I don’t care who you are, at more than a year out, you have no idea when you’re going to launch. Fans have picked up on this. MMO launch dates have become such a farce that “delays” may not even be a bad thing anymore, since no one bought that original date in the first place.
More time also means more lies. It’s not intentional, but when your Associate Producer promises perma-death three weeks after you rented office space, you’re kind of stuck with that. Some games never live down the promises of people who were designing right on the message boards.
And then there’s just fan fatigue. Four years is a long time and some people will visit your official forums 14 times a day between the day you tell them you’re making Master Blasters Online and the day you finally release it. I cannot stress this enough. It doesn’t matter how awesome a game is, nothing can stand up to that kind of hype.
Not everyone out there is making the same mistake. Anyone know what ZeniMax Online is working on? We heard that the studio had been founded and it’s not hard to narrow down the list given they’re part of the same family as Bethesda (developers of Fallout and Oblivion), but we do not officially know what they’re doing. They do the bare the minimum amount of press necessary to recruit talent and I honestly do not expect that to change until they’re within a year of launch.
God bless them if they pull it off. They’re one of the few companies out there that at a glance has the resources, history and talent to make a really great game. Yet, compare the web buzz to Bioware’s and you know there is a big difference. No one has false assumptions and expectations (well, less so). Sure, they’re running under the radar right now, but the moment they unveil their game, that will all change.
There will always be something shiny on the horizon, so maximize your time there.
MMOs do need to come out of hiding a bit earlier than most games due to the need of external QA: see Beta. Too often it’s a marketing ploy, but there are real issues that need to be nailed down in the process. Sure, to get a Beta going, you need to admit what you’re doing. That’s why, in my opinion, games should ride that initial wave of announcement hype straight into Beta.
If they do that, people don’t have time to get carried away. They’re in, they’re playing and they know what they’re dealing with. The game still has to be good to succeed, but plenty of hugely hyped games have failed. A confident company will let the game speak for itself. In fact, I’d argue the bigger the hype, the higher the bar, and the more likely a game is to fail.
Look at Age of Conan and Warhammer Online. They’re not bad games. They have their flaws, especially at launch, but there are plenty of games out there that have bigger flaws and don’t get half the flack Mythic and Funcom do. The fact is, people expected so much, that when these games admittedly disappointed, there was no going back.

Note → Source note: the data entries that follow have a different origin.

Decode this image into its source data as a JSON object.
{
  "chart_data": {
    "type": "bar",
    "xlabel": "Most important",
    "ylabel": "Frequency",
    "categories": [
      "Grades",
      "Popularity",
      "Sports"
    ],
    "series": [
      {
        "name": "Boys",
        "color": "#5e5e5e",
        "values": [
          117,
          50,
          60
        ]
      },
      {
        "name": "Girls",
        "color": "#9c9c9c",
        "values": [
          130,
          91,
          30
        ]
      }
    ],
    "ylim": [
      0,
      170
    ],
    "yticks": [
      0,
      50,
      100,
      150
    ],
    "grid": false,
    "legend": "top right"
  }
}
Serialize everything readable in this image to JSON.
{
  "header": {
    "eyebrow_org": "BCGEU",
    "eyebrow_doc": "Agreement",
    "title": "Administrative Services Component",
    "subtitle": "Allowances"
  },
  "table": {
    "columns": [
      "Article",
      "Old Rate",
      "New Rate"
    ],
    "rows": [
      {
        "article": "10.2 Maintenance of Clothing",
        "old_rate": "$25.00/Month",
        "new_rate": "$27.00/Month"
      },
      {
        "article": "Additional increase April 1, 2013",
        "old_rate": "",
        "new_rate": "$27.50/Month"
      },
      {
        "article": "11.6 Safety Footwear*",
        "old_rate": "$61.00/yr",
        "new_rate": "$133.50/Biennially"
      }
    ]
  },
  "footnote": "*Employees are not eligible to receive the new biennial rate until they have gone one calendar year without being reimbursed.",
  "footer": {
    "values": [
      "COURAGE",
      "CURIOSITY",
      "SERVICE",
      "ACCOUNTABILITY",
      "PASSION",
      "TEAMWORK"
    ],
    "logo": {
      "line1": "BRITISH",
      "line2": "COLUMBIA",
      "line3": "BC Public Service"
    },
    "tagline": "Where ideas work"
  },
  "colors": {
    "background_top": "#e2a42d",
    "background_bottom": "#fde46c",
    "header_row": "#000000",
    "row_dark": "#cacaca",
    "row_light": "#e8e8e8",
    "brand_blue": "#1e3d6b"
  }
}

High expectations are great when you meet them, but they’ve gotten so out of control in recent years that only one game has met them: World of Warcraft. And as far as the tradition hype channels go, they were a lot quieter than most until the time came.
It’s natural to get excited and love what you’re working on, but while that sounds great on paper and feels awesome at first, the pre-release phase can also be emotionally draining and distracting. The constant abuse for each decision is tougher to swallow when the project is just eating money. After launch, people know where they stand. Before launch, it’s all up in the air. This amplifies complaints and opinions, and leads developers to put undue weight on what might be a small, but vocal, minority in the community.
So, as much as it pains me to say it: MMO developers need to keep those lips sealed. The pitfalls are too many, the benefits too few. While it might be less fun for reporters and fans alike in the short term, the games themselves would be better served by silence. And when games are successful, it's more fun for everyone.